Pcr.seqs removing the first base with keepdots=f

Hello all,

I am running mothur v.1.46.1, downloaded today. I was trying to clean an alignment with pcr.seqs, and if keepdots=f is included, it removes the first base of the aligment. If not included, keeps the first base. The log with the same step done over the same file, with both summary seqs, and you can see the difference from 692 to 691. I checked the alignments produced by both, and remove the base in 1. Happy to share the alignments.

This is the windows version, but it was affecting a student using a linux server (that came to me after one day banging her head against the computer since my script was not working…).

Windows version

Using Boost
mothur v.1.46.1
Last updated: 9/1/21
by
Patrick D. Schloss

Department of Microbiology & Immunology

University of Michigan
http://www.mothur.org

When using, please cite:
Schloss, P.D., et al., Introducing mothur: Open-source, platform-independent, community-supported software for describing and comparing microbial communities. Appl Environ Microbiol, 2009. 75(23):7537-41.

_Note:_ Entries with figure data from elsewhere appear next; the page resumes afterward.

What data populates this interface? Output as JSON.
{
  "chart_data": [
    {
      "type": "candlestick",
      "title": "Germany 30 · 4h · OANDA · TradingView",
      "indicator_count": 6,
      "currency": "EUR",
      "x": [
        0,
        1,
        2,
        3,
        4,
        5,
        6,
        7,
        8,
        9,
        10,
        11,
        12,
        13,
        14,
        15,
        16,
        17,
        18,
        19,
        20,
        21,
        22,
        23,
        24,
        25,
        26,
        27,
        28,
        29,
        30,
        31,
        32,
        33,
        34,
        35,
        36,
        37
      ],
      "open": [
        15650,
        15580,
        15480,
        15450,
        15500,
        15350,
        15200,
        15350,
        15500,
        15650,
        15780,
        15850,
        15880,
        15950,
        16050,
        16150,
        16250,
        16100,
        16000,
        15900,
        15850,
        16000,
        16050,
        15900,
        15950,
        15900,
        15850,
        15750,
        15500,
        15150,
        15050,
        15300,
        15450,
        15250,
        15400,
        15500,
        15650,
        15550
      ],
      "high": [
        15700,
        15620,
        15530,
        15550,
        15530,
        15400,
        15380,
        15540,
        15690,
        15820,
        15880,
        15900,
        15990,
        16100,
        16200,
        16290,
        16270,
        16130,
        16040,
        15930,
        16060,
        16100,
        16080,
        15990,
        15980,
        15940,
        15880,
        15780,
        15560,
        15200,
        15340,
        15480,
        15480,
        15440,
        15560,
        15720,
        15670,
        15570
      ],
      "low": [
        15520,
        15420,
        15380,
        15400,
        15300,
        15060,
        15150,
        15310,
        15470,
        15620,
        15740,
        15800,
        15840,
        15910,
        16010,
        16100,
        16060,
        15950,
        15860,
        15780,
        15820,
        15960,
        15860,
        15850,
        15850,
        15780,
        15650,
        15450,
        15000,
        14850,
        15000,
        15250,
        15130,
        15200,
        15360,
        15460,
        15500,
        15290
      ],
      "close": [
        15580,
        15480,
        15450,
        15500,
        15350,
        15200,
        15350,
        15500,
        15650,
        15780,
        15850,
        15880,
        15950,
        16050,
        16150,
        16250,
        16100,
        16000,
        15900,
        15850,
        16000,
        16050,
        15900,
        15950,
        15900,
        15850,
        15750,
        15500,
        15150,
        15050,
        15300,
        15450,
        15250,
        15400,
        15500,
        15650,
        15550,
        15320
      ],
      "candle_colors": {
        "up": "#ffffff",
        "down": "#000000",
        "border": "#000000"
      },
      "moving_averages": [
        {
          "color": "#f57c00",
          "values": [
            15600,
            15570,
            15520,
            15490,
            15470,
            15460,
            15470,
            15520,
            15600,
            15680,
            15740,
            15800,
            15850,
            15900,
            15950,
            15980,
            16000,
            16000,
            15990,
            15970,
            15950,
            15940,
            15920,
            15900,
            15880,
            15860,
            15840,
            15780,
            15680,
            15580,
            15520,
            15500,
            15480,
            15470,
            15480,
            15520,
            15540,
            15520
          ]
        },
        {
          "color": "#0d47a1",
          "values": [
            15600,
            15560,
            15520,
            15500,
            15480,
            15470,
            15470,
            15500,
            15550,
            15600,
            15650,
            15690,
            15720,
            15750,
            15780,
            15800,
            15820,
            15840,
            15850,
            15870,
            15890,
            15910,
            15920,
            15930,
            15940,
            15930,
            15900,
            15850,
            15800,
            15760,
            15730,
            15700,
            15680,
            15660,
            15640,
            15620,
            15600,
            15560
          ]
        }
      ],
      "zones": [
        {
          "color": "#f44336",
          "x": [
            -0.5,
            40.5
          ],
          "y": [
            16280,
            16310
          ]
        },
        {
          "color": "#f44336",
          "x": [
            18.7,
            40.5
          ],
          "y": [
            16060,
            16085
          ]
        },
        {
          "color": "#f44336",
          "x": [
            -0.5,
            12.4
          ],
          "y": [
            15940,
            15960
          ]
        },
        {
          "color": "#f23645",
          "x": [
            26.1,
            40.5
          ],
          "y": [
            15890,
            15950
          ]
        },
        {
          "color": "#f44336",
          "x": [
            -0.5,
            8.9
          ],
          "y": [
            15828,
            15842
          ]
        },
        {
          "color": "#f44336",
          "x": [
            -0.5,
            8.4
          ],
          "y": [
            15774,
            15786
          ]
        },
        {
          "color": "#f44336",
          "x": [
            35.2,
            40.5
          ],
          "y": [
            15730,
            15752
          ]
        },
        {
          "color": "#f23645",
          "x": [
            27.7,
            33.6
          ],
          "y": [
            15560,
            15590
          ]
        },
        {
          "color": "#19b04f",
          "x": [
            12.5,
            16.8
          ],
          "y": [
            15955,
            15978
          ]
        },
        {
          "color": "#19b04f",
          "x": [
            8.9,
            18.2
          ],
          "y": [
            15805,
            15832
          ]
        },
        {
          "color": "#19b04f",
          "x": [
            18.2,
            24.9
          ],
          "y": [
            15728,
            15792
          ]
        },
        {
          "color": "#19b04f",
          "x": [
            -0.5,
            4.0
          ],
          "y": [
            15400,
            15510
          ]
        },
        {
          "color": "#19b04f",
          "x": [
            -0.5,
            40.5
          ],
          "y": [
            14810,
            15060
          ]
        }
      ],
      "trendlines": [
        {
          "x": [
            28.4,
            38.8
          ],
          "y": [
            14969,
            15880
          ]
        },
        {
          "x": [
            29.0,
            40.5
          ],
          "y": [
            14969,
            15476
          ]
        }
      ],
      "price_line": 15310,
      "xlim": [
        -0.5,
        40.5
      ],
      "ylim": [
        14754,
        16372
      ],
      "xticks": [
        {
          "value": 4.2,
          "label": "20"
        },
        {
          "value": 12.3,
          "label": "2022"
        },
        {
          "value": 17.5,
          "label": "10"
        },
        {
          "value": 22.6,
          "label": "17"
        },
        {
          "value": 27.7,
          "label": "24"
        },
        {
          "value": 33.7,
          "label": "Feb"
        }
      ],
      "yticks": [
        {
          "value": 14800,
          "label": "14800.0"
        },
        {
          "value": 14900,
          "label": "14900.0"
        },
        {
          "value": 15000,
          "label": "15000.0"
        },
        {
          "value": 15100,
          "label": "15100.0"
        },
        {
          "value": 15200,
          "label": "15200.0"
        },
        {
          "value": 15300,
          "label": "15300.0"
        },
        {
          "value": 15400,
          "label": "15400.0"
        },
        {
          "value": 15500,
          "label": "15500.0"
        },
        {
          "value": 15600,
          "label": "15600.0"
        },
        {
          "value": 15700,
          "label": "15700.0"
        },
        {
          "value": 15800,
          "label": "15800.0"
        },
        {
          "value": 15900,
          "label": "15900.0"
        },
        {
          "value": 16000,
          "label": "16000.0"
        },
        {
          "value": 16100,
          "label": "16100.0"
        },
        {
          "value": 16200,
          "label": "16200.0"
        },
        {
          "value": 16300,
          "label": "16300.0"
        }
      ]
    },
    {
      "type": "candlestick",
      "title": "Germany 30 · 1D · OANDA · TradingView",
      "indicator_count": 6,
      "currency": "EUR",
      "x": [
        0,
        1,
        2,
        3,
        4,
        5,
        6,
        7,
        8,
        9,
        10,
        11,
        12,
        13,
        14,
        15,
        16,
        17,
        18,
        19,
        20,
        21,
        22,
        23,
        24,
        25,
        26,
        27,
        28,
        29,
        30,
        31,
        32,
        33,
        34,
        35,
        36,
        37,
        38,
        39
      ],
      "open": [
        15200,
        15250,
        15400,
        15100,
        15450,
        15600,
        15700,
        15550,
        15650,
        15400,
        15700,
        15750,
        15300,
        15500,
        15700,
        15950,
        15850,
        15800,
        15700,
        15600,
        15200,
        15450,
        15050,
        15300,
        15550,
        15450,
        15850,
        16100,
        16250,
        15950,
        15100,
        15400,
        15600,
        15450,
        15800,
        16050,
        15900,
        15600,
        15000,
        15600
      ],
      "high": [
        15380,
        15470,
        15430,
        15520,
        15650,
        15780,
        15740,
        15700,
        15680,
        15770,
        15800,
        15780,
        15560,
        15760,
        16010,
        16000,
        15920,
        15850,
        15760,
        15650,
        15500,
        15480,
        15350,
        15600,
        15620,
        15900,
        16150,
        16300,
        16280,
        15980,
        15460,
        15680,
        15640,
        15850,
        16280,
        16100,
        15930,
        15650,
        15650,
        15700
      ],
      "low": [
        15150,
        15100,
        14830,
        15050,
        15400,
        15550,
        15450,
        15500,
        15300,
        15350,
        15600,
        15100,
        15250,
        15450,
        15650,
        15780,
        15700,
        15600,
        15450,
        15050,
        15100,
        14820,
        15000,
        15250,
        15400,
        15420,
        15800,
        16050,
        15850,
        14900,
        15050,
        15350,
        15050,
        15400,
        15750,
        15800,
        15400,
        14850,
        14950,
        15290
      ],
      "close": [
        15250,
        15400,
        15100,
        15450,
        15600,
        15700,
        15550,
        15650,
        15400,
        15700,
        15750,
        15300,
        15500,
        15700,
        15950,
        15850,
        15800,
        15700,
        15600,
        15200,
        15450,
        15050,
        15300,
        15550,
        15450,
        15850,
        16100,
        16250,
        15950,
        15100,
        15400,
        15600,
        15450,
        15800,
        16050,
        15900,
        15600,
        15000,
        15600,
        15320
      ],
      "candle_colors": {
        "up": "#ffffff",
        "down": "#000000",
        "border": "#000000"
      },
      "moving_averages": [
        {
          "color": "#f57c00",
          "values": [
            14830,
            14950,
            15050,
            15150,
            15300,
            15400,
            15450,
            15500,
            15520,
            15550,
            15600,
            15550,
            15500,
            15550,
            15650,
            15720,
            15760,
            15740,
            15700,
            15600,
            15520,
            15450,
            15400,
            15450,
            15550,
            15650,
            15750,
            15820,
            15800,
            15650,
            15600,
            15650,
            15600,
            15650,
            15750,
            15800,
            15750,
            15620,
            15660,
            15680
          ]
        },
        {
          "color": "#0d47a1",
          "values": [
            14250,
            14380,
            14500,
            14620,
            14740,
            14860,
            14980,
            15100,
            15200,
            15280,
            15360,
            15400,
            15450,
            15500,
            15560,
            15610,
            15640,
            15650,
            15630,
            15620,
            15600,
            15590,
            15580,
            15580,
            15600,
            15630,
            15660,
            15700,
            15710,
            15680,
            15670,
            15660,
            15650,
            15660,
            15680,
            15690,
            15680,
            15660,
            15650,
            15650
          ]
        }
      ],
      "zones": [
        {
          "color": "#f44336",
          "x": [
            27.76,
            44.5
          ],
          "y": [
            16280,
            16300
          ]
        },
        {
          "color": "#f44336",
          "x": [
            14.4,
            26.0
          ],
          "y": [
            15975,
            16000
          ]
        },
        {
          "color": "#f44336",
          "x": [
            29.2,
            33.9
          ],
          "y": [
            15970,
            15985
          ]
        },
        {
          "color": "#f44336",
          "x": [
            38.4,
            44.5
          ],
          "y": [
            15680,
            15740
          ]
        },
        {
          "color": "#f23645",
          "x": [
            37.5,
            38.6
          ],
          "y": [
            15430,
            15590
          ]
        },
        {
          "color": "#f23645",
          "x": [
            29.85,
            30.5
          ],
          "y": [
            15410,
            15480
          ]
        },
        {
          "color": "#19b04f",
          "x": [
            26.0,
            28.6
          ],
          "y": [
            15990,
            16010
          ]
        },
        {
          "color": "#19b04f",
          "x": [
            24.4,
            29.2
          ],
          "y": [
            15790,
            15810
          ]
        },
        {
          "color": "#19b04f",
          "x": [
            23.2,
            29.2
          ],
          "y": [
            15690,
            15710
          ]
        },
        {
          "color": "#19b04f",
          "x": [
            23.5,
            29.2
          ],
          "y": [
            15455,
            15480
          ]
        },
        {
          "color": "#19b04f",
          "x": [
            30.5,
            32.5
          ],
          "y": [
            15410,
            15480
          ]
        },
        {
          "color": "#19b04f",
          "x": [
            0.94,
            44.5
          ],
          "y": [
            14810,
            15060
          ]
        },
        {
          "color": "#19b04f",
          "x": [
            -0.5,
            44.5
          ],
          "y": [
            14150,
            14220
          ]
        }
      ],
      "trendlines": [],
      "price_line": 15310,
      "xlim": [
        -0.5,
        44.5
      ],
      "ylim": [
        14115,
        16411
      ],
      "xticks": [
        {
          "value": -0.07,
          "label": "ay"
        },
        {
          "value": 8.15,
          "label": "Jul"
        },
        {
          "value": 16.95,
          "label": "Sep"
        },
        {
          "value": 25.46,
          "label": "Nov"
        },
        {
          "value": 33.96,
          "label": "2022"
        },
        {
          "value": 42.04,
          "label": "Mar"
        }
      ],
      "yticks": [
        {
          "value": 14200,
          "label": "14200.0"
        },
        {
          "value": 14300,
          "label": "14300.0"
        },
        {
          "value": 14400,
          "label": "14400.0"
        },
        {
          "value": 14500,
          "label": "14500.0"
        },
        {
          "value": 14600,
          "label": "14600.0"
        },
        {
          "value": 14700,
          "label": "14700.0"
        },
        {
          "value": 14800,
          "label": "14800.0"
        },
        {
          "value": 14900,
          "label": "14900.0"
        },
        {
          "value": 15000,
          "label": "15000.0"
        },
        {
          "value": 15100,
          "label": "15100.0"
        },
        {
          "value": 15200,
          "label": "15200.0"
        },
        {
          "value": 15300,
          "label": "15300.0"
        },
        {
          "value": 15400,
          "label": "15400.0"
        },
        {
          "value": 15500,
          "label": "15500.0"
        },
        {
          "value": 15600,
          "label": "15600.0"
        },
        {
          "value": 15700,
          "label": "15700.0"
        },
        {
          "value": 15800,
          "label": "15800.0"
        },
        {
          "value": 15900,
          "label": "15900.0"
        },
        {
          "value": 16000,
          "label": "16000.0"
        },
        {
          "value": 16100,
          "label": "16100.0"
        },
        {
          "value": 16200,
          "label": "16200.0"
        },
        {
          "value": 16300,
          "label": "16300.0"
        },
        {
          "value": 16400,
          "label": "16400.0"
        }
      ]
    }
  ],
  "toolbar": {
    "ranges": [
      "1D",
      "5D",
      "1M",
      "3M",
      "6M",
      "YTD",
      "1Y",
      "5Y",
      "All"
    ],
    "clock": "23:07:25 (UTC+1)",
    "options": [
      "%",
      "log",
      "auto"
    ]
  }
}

Distributed under the GNU General Public License

Type 'help()' for information on the commands that are available

For questions and analysis support, please visit our forum at https://forum.mothur.org

Type 'quit()' to exit program

[NOTE]: Setting random seed to 19760620.

Interactive Mode



mothur > 
pcr.seqs(fasta=carolina.align, start=1, end=692)

Using 8 processors.
It took 14 secs to screen 411075 sequences.

Output File Names: 
carolina.pcr.align
carolina.bad.accnos
carolina.scrap.pcr.align



mothur > 
summary.seqs(fasta=current)
Using carolina.pcr.align as input file for the fasta parameter.

Using 8 processors.

		Start	End	NBases	Ambigs	Polymer	NumSeqs
Minimum:	1	688	95	0	3	1
2.5%-tile:	1	692	129	0	4	9950
25%-tile:	1	692	130	0	4	99496
Median: 	1	692	130	0	4	198991
75%-tile:	1	692	134	0	4	298486
97.5%-tile:	1	692	143	0	6	388032
Maximum:	1	692	186	0	9	397981
Mean:	1	691	132	0	4
# of Seqs:	397981

It took 7 secs to summarize 397981 sequences.

Output File Names:
carolina.pcr.summary


mothur > 
pcr.seqs(fasta=carolina.align, start=1, end=692, keepdots=f)

Using 8 processors.
It took 14 secs to screen 411075 sequences.

Output File Names: 
carolina.pcr.align
carolina.bad.accnos
carolina.scrap.pcr.align



mothur > 
summary.seqs(fasta=current)
Using carolina.pcr.align as input file for the fasta parameter.

Using 8 processors.

		Start	End	NBases	Ambigs	Polymer	NumSeqs
Minimum:	1	687	94	0	3	1
2.5%-tile:	1	691	128	0	4	9950
25%-tile:	1	691	129	0	4	99496
Median: 	1	691	129	0	4	198991
75%-tile:	1	691	133	0	4	298486
97.5%-tile:	1	691	142	0	6	388032
Maximum:	1	691	185	0	9	397981
Mean:	1	690	131	0	4
# of Seqs:	397981

It took 8 secs to summarize 397981 sequences.

Output File Names:
carolina.pcr.summary


mothur > 
quit()

Can you try with keepdots=T and then run filter.seqs with vertical=T?

Pat

Hi Pat

Sorry if I was not clear. The problem is not keeping the dots or not - the problem is the difference in behavior of pcr.seqs depending on what is selected in keepdots. If =true, then the fragment left includes the “start” base. If =False, the fragment left starts AFTER the “start” base (at least when start=1).

The problem is that I was pcr.seqs form 1 to 692, and with keepdots false the fragment left was 2-692 (so, 691 bp). Then I was doing a screen.seqs with end=692 (to remove incomplete sequences) and I was getting an empty alignment. Changing to keepdots true then I was keeping 1-692, so screen.seqs worked OK.

Thanks,

Leo

Hi Leo,
Thanks for reporting this bug. I have fixed it and the change will be part of our next release. In the meantime, you can work around the issue by running the following:

mothur >
pcr.seqs(fasta=carolina.align, start=1, end=692, keepdots=t) - sets all positions to be removed to .'s

mothur > filter.seqs(fasta=current, vertical=f, trump=.) - removes all positions with .'s.

Kindly,
Sarah

1 Like

Thanks Sarah!

Again, I had no problems once I noticed - with my pipeline the dots, or no dots, doesn’t matter (with the screen.seqs step I then leave only complete fragments, so no dots are left either way), just that I needed to keep the first base!!

Best,

Leo

This topic was automatically closed 10 days after the last reply. New replies are no longer allowed.